Le second aspect concerne l’effet laser qui résulte de l’interaction rayonnement matière au niveau quantique. Le laser a connu ces dernières décennies un développement considérable aussi bien dans le domaine de la recherche fondamentale qu’appliquée. L’un des objectifs de ce laboratoire est l’étude de ces lasers afin de mieux comprendre les phénomènes physiques qui les caractérisent, de maîtriser davantage leur développement et leur technologie et enfin d’entreprendre diverses applications d’intérêts scientifiques importants en médecine, en télécommunications, dans l’industrie, l’environnement, etc.…


Le troisième aspect a trait à l’étude des plasmas. Ces milieux ionisés présentent également un intérêt considérable aussi bien dans le domaine de l’industrie (dépôt, gravure, etc.) que dans le domaine énergétique (fusion thermonucléaire par laser). Dans les deux cas, l’étude de la physique des plasmas froids ou chauds est incontournable pour mieux comprendre les différents mécanismes physiques très complexes qui se produisent dans tout réacteur à plasma.

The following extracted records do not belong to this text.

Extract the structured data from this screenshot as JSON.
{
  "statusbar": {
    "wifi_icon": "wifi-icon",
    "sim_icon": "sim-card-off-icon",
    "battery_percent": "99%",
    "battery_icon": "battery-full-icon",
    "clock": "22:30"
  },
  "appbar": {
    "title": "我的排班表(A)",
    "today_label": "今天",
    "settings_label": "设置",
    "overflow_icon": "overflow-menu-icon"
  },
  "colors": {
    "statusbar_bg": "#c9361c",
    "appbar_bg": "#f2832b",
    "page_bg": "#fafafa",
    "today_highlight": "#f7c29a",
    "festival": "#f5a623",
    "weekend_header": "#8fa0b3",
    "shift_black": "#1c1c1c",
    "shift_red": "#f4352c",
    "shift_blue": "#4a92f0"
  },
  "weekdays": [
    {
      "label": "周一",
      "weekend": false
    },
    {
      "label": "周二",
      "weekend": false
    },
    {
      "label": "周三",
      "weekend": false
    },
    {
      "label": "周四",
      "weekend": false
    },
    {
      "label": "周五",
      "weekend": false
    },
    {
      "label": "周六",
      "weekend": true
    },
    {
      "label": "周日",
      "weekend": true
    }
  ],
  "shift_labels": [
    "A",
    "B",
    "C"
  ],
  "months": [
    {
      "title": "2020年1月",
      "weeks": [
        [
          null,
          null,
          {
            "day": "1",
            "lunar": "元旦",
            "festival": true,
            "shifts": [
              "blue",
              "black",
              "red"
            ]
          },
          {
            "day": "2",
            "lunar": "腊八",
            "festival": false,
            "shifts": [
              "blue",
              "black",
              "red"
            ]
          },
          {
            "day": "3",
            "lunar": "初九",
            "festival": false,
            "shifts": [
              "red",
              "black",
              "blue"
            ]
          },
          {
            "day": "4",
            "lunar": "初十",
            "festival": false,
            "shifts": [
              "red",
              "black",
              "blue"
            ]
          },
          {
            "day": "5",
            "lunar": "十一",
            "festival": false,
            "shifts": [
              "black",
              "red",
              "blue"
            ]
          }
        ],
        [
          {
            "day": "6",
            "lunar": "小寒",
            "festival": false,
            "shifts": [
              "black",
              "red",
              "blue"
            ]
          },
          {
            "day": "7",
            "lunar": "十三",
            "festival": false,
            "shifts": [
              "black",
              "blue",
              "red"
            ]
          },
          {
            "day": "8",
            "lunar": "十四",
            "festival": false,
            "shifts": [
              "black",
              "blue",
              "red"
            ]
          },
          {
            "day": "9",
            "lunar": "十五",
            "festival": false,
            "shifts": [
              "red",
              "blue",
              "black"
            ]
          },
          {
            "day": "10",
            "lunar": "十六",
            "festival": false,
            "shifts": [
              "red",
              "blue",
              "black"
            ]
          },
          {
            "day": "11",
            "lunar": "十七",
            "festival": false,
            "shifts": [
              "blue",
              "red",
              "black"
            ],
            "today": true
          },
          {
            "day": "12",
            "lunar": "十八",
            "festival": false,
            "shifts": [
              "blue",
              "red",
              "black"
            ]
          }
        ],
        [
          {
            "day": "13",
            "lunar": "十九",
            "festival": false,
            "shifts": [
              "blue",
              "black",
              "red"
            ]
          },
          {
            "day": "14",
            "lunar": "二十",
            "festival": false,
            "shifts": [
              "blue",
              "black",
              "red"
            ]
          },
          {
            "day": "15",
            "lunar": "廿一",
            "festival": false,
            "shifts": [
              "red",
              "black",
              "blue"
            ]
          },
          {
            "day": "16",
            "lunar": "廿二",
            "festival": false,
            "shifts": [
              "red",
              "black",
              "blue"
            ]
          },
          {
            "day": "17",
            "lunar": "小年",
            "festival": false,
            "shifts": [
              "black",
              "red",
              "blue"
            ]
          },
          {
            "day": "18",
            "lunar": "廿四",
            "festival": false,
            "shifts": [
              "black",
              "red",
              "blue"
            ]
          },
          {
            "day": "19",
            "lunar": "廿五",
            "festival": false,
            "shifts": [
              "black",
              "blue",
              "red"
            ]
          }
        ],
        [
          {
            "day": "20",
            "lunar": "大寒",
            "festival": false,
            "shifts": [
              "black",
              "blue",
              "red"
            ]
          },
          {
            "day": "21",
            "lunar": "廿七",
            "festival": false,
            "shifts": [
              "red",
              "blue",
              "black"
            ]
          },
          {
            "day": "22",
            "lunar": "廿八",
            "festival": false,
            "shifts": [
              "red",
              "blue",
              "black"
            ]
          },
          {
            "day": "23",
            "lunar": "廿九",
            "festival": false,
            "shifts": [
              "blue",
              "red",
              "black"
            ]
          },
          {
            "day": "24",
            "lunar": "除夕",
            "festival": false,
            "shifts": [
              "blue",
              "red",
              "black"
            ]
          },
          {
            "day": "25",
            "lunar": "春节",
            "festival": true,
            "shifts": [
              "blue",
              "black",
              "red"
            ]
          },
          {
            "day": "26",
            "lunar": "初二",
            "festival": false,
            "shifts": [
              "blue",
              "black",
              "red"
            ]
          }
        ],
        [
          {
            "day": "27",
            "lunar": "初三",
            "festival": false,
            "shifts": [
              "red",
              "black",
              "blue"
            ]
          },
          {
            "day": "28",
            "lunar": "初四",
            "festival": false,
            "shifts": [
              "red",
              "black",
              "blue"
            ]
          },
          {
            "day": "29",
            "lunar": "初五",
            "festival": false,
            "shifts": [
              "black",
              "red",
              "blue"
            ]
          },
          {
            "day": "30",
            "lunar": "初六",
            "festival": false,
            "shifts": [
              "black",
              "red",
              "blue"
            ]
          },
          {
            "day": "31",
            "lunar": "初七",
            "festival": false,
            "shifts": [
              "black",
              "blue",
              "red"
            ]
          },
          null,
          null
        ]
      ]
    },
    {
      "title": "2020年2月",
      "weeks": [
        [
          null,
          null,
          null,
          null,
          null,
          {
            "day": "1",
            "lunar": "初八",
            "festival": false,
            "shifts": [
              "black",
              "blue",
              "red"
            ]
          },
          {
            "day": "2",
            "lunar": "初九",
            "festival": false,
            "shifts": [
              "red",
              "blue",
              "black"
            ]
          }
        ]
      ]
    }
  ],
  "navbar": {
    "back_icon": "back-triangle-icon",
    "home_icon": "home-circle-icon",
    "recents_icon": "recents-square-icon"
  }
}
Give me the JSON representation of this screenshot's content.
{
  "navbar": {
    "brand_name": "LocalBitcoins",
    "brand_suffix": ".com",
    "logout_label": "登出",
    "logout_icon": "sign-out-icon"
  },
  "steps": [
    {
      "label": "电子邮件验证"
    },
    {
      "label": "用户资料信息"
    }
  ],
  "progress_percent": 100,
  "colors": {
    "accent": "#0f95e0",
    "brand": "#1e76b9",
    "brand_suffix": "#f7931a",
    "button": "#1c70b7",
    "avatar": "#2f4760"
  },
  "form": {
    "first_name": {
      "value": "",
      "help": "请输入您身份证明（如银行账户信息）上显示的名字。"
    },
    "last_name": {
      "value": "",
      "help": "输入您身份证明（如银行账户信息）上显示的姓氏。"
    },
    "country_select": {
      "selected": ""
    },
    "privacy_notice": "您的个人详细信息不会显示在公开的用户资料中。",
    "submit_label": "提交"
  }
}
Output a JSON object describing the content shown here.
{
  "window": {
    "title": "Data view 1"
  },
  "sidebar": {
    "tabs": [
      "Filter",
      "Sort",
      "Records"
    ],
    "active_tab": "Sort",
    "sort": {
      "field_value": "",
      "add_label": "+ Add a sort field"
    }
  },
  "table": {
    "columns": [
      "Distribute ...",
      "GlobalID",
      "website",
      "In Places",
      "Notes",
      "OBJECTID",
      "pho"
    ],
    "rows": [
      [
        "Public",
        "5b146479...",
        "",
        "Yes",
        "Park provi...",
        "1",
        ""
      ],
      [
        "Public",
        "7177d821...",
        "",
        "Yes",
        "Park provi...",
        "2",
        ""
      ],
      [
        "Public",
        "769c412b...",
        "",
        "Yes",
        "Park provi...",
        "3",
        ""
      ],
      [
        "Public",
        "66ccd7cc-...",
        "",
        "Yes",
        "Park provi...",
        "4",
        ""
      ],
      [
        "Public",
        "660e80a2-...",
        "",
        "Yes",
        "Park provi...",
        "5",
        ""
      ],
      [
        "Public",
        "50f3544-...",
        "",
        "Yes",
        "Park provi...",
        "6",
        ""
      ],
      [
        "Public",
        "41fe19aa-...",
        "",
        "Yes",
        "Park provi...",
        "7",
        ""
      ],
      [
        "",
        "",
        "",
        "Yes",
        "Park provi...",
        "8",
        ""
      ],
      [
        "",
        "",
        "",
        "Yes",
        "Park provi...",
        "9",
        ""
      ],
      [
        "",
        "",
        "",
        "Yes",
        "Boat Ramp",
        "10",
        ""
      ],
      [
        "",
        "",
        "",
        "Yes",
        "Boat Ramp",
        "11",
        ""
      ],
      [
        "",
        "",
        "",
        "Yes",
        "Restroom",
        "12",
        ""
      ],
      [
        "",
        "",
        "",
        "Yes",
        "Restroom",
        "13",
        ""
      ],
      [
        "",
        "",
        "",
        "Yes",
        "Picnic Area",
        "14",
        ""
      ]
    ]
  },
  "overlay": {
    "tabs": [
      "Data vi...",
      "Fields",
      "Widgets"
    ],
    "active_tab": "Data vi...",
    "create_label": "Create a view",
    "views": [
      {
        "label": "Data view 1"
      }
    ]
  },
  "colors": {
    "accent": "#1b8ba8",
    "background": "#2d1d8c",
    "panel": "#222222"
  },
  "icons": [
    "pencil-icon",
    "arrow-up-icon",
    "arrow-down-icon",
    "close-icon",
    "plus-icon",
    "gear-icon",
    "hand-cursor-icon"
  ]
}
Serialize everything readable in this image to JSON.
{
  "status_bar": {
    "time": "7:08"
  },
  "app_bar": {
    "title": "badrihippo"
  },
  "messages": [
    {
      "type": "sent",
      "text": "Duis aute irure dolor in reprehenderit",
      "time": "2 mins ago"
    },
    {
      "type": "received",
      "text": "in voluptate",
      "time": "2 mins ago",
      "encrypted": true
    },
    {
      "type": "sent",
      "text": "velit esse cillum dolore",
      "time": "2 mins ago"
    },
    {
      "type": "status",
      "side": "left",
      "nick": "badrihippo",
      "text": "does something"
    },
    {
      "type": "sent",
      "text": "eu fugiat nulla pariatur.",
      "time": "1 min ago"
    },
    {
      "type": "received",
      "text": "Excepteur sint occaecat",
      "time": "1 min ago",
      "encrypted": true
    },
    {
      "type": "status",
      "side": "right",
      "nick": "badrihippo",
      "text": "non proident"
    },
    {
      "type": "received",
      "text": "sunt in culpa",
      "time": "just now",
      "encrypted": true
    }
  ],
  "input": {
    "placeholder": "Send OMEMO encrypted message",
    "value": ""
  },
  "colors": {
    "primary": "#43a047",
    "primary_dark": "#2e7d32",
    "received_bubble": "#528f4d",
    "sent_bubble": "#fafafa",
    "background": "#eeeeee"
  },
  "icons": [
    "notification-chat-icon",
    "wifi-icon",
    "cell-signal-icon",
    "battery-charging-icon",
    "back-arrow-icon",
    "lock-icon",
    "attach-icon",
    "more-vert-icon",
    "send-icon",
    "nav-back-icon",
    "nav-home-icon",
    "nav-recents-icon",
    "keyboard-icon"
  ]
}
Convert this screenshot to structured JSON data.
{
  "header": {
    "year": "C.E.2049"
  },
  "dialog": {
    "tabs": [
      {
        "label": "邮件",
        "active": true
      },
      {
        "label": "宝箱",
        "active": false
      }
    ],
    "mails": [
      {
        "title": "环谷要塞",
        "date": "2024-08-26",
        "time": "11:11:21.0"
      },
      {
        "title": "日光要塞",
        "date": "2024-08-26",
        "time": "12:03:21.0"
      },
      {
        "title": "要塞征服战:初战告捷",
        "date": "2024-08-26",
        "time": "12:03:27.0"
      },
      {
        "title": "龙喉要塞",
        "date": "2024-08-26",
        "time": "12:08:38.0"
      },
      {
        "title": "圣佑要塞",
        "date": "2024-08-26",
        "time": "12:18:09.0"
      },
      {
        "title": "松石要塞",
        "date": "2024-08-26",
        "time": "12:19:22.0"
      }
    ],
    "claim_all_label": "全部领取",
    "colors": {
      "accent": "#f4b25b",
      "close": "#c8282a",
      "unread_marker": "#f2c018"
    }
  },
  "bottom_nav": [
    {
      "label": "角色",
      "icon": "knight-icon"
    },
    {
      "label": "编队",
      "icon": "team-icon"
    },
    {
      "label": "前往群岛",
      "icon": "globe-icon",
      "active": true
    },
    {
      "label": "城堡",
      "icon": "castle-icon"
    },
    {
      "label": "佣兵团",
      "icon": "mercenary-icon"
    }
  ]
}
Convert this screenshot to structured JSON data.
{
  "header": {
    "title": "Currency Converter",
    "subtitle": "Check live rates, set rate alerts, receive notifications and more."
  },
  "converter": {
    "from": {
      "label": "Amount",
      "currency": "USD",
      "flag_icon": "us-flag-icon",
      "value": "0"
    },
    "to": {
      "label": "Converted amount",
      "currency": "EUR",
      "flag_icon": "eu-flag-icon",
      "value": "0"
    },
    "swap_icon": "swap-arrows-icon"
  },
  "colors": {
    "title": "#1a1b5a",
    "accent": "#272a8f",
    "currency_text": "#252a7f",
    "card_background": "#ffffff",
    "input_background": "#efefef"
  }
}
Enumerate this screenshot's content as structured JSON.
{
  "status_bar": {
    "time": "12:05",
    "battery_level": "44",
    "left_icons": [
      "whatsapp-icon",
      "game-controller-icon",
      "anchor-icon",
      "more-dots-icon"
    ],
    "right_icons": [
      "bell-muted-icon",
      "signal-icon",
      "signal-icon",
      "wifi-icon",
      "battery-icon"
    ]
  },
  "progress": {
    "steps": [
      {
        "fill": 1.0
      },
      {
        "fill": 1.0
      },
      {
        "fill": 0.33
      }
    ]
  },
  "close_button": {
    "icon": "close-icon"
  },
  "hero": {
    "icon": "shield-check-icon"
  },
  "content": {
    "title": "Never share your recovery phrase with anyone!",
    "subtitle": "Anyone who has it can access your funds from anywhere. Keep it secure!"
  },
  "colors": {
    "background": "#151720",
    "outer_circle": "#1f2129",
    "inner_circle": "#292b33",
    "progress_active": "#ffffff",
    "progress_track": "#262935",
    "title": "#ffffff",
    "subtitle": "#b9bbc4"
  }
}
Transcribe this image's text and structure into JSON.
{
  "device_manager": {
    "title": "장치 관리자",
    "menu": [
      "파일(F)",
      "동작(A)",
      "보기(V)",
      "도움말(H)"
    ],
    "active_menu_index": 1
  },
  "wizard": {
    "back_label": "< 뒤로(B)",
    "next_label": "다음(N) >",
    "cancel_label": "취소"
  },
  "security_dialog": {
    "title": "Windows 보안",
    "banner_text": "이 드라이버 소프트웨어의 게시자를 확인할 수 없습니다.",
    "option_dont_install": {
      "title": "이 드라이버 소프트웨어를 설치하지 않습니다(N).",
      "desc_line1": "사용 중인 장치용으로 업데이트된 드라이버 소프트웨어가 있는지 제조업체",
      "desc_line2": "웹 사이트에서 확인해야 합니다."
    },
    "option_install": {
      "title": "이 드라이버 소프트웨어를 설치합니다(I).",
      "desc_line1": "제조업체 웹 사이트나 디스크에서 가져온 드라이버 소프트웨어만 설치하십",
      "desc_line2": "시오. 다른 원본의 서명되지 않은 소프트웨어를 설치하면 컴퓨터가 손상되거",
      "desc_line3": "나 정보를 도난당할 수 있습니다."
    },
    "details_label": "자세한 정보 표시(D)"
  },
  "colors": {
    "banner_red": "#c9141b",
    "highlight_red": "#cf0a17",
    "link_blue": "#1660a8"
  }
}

Le laboratoire d’Electronique Quantique LEQ compte quatre équipes de recherche dont les axes développés concernent essentiellement la dynamique spatio-temporelle dans les lasers à gaz, les lasers solides et leurs applications dans le domaine des caractérisations spectroscopiques, la physique des milieux ionisés et les phénomènes de transport dans les gaz, les plasmas et les semi-conducteurs et enfin la spectroscopie atomique et moléculaire. Le potentiel humain est composé de 31 membres permanents dont 06 professeurs, 05 maîtres de conférences, 06 chargés de cours, 11 maîtres assistants et une doctorante. Plusieurs étudiants sont inscrits en première post-graduation et préparent leur mémoire de Magistère au sein du laboratoire. D’autre part, il est à noter qu’hormis les membres de rang magistral, tous les autres éléments du laboratoire préparent une thèse de Doctorat.


Au plan de la formation pédagogique et doctorale, le LEQ est affilié à la post-graduation d’Electronique Quantique de la faculté de physique de l’USTHB et a conçu puis élaboré le programme d’enseignement relatif au MASTER intitulé ‘Atome, laser et photonique’ qui démarrera en septembre 2009.


Des liens de collaboration et de coopération existent entre notre laboratoire et d’autres structures universitaires et de recherche aussi bien en Algérie qu’à l’étranger, ce qui a permis de développer et d’enrichir nos activités de recherche. La coopération internationale s’exprime particulièrement par des co-directions de thèse de deuxième post-graduation pour certains doctorants du LEQ sur des sujets communs ou complémentaires traitant aussi bien de l’aspect théorique qu’expérimental.


Au plan national, une convention de collaboration existe entre notre structure et le Centre de Développement des Technologies Avancées (CDTA) de Baba Hassen (Alger). Dans le cadre de cette convention, un laser solide de type Néodyme YAG, fonctionnant en régime déclenché par cellule de Pockels, a été conçu puis livré à notre laboratoire en mars 2005 par le CDTA avec un financement de l’Agence Nationale pour le Développement de la recherche universitaire (A.N.D.R.U). Au plan des échanges scientifiques, plusieurs membres du CDTA sont suivis pour leur formation doctorale par des encadreurs du LEQ et deux travaux expérimentaux ont été aussi menés au CDTA par deux doctorants du laboratoire pour des mémoires de Magistère soutenus en 2004 et 2005.